Saturday, February 5, 2011

Byzantine Brooch Designs

Although I've been too preoccupied with domestic concerns to do a lot of sewing lately, I have been continuing to track down information relevant to the various projects I've started when I can. 

One of those projects is my Middle Byzantine outfit.  I have completed the headdress, shift, and cloak.  Right now, I'm trying to find out what types of brooches a respectable lower class woman might wear to fasten her cloak.  I didn't find much useful information about this subject on the Internet.  This page was the most useful page I found; it shows two different examples of bronze enameled brooches which look as though they might have been purchased and worn by ordinary people.  However, without more information about where these brooches were found it's hard to say how appropriate it might be to use brooches of these shapes and appearance in my lower-class costume. 

Birka Traders used to sell a Byzantine brooch of the correct time period that is based on a Danish find.  It might have served, (even though it was smaller than I expected) but I wasn't prepared to pay $60 AUS for a brooch I would only be wearing with one costume.  It was a very attractive piece, though; you can see it here.

Qui Fuit Her
My other Internet searches for such items unearthed designs in gold and precious stones--clearly not suitable.  In the hopes of finding a broader variety of jewelry finds to examine, I recently purchased a copy of the museum catalog from the Metropolitan Museum of Art's exhibition of Middle Byzantine art, called "The Glory of Byzantium--A.D. 843-1261." 

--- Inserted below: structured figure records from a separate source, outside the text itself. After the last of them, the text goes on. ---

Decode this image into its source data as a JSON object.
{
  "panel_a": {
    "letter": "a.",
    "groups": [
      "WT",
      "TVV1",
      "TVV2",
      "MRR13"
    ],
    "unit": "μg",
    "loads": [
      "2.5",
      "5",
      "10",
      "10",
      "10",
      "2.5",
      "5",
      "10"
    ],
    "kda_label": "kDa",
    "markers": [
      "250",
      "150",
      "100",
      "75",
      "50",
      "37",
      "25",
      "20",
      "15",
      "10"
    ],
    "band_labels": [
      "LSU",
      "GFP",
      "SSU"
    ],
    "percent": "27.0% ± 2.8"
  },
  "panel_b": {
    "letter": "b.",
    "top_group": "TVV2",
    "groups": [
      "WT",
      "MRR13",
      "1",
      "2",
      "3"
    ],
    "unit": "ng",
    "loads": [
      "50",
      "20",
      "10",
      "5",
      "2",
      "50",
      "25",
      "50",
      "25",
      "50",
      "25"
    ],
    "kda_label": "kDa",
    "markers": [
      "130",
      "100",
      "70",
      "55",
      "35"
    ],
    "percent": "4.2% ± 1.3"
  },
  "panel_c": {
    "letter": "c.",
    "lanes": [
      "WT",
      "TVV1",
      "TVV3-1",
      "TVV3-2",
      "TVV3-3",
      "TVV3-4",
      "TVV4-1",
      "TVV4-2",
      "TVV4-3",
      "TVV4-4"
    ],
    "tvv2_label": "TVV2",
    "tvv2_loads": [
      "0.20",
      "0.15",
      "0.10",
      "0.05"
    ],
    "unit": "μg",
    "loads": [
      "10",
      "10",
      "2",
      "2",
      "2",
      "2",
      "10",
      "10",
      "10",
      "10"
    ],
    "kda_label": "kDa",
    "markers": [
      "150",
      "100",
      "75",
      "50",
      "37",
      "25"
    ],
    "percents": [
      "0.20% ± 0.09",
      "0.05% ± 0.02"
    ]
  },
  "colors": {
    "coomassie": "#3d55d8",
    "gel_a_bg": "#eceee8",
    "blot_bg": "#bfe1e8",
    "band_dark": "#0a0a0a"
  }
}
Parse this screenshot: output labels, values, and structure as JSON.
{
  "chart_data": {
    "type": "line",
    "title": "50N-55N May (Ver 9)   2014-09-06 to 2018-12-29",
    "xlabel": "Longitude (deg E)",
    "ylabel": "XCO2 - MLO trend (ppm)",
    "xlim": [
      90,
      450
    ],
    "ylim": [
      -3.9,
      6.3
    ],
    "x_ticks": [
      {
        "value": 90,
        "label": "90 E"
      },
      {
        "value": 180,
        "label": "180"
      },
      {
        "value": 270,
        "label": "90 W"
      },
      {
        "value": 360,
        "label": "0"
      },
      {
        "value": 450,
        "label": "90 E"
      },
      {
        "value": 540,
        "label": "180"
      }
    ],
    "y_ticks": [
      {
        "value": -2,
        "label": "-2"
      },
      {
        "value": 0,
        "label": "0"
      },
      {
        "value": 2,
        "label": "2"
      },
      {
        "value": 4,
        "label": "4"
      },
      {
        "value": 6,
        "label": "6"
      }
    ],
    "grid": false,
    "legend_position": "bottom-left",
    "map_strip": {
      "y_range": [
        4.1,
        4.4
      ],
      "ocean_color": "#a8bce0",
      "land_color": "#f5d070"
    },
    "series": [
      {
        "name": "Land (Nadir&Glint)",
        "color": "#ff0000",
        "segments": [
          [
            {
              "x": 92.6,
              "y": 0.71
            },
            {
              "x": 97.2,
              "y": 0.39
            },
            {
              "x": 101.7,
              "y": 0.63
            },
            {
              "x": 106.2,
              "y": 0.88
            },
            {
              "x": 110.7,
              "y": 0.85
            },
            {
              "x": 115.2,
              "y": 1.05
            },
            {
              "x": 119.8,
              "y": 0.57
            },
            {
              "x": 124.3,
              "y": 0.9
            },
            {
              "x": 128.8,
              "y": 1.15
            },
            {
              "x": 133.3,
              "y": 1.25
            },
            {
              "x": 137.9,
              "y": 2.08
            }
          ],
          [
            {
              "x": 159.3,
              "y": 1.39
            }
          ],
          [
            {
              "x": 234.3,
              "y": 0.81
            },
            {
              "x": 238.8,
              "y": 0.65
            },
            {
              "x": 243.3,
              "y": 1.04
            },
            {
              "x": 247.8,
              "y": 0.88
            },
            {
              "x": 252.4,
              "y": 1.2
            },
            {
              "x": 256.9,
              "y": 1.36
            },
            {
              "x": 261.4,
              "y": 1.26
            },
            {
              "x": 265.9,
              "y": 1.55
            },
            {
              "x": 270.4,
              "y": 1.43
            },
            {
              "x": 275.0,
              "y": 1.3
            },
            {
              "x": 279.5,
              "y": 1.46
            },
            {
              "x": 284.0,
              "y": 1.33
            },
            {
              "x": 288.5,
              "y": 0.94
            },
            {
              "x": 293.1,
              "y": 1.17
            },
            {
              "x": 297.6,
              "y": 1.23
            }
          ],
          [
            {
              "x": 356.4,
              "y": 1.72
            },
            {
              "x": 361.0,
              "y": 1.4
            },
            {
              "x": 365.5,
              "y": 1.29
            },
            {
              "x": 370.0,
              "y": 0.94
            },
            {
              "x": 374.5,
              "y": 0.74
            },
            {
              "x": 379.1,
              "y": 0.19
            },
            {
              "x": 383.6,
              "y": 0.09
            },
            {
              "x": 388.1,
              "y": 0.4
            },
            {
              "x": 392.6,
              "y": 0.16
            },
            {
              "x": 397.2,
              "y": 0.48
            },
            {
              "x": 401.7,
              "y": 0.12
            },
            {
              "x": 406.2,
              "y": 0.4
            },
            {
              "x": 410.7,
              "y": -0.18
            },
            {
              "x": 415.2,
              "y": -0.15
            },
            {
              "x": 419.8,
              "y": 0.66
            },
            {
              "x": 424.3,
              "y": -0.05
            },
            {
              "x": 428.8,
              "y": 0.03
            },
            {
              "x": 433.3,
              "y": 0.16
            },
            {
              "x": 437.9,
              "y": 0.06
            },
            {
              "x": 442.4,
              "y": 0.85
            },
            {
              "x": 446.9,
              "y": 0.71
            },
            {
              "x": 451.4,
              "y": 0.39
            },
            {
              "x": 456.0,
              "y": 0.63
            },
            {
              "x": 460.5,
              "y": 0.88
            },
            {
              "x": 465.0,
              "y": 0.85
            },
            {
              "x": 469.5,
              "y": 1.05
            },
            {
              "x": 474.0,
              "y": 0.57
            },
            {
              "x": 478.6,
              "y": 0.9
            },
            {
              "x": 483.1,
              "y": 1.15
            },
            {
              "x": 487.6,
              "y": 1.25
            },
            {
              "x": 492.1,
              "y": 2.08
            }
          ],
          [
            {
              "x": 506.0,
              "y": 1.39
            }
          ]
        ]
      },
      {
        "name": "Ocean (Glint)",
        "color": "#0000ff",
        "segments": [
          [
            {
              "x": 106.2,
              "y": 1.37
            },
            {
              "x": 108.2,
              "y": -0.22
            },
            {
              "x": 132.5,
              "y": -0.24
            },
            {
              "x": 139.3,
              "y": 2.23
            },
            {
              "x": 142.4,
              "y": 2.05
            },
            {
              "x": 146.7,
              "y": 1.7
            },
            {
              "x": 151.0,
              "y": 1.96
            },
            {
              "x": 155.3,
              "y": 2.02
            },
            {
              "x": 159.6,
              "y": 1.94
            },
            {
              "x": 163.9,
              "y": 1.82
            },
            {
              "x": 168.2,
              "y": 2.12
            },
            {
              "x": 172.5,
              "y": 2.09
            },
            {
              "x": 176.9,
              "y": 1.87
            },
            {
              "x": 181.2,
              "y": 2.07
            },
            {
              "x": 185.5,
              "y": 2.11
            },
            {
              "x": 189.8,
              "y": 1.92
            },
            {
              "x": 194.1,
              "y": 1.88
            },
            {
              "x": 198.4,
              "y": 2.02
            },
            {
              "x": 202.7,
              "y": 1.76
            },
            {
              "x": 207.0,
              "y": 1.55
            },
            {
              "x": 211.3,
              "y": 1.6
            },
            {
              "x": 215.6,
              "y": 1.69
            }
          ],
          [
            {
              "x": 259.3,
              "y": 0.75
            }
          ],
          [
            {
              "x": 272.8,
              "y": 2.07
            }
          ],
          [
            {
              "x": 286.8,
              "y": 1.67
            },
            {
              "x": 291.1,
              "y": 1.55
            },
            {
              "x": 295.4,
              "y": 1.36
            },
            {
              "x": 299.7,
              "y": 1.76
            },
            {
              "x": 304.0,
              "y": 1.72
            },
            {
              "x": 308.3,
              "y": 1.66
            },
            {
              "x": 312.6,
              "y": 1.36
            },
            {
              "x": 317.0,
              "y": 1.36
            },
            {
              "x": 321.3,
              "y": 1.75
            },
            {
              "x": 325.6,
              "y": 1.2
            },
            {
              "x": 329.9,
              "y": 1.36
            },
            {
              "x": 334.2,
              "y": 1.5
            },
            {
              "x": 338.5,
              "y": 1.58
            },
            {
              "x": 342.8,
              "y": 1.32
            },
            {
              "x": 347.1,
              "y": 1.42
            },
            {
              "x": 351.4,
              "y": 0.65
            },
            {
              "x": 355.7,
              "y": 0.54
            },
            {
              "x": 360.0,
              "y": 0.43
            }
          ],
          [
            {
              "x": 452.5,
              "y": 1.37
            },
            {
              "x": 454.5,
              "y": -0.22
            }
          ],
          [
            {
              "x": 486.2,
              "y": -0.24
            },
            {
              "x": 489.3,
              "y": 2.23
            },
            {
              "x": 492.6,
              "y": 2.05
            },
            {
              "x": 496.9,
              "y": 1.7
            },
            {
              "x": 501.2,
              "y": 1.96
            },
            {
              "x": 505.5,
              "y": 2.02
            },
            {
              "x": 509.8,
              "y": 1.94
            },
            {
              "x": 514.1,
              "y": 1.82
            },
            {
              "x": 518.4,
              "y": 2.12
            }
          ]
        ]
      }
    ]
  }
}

The Glory of Byzantium" includes a lot of examples of jewelry, icons, ivory carvings, miniature paintings, mosaics and textiles.  Unfortunately for me, most of the jewelry items are not only gold, but they are either earrings or temple rings--nothing to fasten a cloak with!  I have found a painting with an interesting image.  That painting is one of three "Ancestors of Christ" found in a convent in Spain (the Convent of Santa Maria, in Sigena), and attributed to the same English artist who did the Winchester Psalter, and it is called "Her" (because the inscription below it reads "Qui Fuit Her").  A scan of the image appears to the left of this paragraph.  As you can see, it shows a figure wearing a cloak, clasped at the neck with a small brooch.  That brooch features a central pearl, with a ring of red enamel around it, and eight other pearls of equal size around the edge. (See image on the left, below.)

Norman brooch from RQP
"Her", portion showing brooch
This brooch looks a bit like a bronze brooch with a modest amount of enameling that is sold by Raymond's Quiet Press as a "Norman" brooch (see right; thanks to Raymond for permission to use the photograph here).  Unfortunately, the RQP web site doesn't say what the provenance of this design might be, and I have not  seen an artifact that resembles it.

If the Norman attribution of the RQP design is correct, it is at least contemporaneous with the Middle Byzantine period.   I probably will purchase the RQP brooch, but in the meantime I am still hoping to obtain more information about Byzantine brooches to see whether I can confirm the appropriateness of the design with a costume that would have been worn in the Near East of the period.  To that end, I have succeeded in locating a copy of "Intelligible Beauty" (a recent work of essays about Byzantine jewelry) in my price range, and have ordered it.  Perhaps that that work will provide me with additional examples of typical period designs that were used by people other than society's elite.